Continuous Flow Spotter

The Center is working to develop a continuous flow microspotter for the deposition of high quality spots of DNA, proteins, cells, sugars, lipids, and other biomolecules.  The spotter can be used for doing multi-step chemistry on a chip and sequential deposition.  Due to the ability of the spotter to individually address each spot, crosstalk is minimized and background signals reduced.  The technology is being developed by Wasatch Microfluidics for:

  • DNA chips
  • Protein chips
  • Lipid chips
  • Sugar chips
  • Cell chips
  • Sequential deposition

The Continuous Flow Microspotter.   The CFM operates by flowing solution over individual microarray sites through microchannel “loops” molded into the silicone polymer PDMS (Polydimethylsiloxane).  The spotting face is pressed against a substrate to create a seal.   Small openings on the face allow the solution to make contact with the surface (see Figure 1).  The CFM can be used to sequentially flow different samples or reagents through the channels.  Therefore, it can be used to perform surface modifications, deposit biomolecules, carry out wash steps and deliver reagents, during which time each spot is kept isolated from surrounding spots and the atmosphere. To scale the technology for high-throughput, many flow loops are placed next to one another in a thin layer, followed by stacking many layers together, creating a device that can address hundreds or thousands of sites on a rectangular array.

Strengths of the Technology.  The strengths of the technology include:

  • Massively parallel fluid handling—can deliver many reagents simultaneously to unique array locations.
  • Capture from complex samples—can selectively capture and concentrate from heterogeneous solutions with high sensitivity if the surface is activated to capture the molecule of interest.
  • Isolation from the atmosphere—each spot is isolated in microchannels during deposition and testing.
  • Isolation from surrounding spots—each spot is isolated from surrounding spots, decreasing background noise and cross contamination.
  • Chemical reactions on a spot—can conduct chemical reactions or binding assays by running reagents in succession.
  • Recapture of precious samples—solutions are recirculated into the original sample wells.
  • Small sample sizes—dead volumes in the microchannels range from 10 to 30 nL.  The current sample wells are cylindrical and require at least ten microliters.  In future designs, smaller, cone shaped wells will be used to dramatically reduce this amount.
  • Flexible design and prototyping—design configurations (channel geometry, orifice size, spot morphology, number of channel loops) can be readily adjusted to optimize parameters of interest.
  • Scalability—the current design allows scaling to hundreds or thousands of flow loops without a significant increase in complexity of assembly and operation.
  •  Inexpensive material, high volume manufacturing compatible—disposable devices can be produced in high volume with hot embossing or injection molding.
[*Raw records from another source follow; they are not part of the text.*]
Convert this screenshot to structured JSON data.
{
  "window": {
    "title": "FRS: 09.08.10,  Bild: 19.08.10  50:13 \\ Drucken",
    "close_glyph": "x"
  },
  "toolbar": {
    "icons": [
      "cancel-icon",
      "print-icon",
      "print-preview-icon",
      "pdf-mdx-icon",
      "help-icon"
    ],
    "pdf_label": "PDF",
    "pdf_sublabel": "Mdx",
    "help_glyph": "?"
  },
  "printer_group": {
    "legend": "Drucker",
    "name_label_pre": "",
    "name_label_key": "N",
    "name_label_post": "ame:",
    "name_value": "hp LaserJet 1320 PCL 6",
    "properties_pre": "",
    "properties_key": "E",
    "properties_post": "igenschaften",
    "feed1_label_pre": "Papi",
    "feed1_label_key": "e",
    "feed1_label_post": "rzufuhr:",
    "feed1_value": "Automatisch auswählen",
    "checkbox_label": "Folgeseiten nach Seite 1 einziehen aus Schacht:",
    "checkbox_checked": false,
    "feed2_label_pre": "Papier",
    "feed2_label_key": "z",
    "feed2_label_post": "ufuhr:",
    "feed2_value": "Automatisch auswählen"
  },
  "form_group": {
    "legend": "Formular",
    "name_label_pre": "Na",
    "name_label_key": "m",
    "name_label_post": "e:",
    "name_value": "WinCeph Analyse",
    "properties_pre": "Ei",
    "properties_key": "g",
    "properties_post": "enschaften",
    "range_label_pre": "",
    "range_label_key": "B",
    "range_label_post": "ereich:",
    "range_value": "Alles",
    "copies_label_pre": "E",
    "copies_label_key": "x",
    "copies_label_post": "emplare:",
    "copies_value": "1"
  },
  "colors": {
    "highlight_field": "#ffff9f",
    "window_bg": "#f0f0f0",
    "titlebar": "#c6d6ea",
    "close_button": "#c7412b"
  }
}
The CFM as a Point-of-Care Diagnostic Tool.  As a future diagnostic tool, the CFM has a significant advantage over microtiter plate and microarray ELISAs, in that dedicated microarray printing or fluid handling robotics are not necessary.  All fluid handling and deposition is conducted directly within the disposable CFM print head.  A small pumping device is needed to circulate the fluids, but this can be accomplished with an inexpensive handheld or small desktop unit.  Integration of optics could allow for immediate detection and quantification of results.  Contamination would not be of concern, because fluids only contact the interior of the disposable CFM device and not the dedicated pumping and sensing equipment.  For a point-of-care (POC) device, assay performance will be further simplified by merging multiple wells with each flow loop, thereby allowing capture agents, buffers and other fluids to be pre-loaded and stored within the disposable CFM head.  Thus, the insertion of patient samples would be the only step required of a physician or lab technician.

Drawing of the spotter showing basic design and concept for a manufactured device.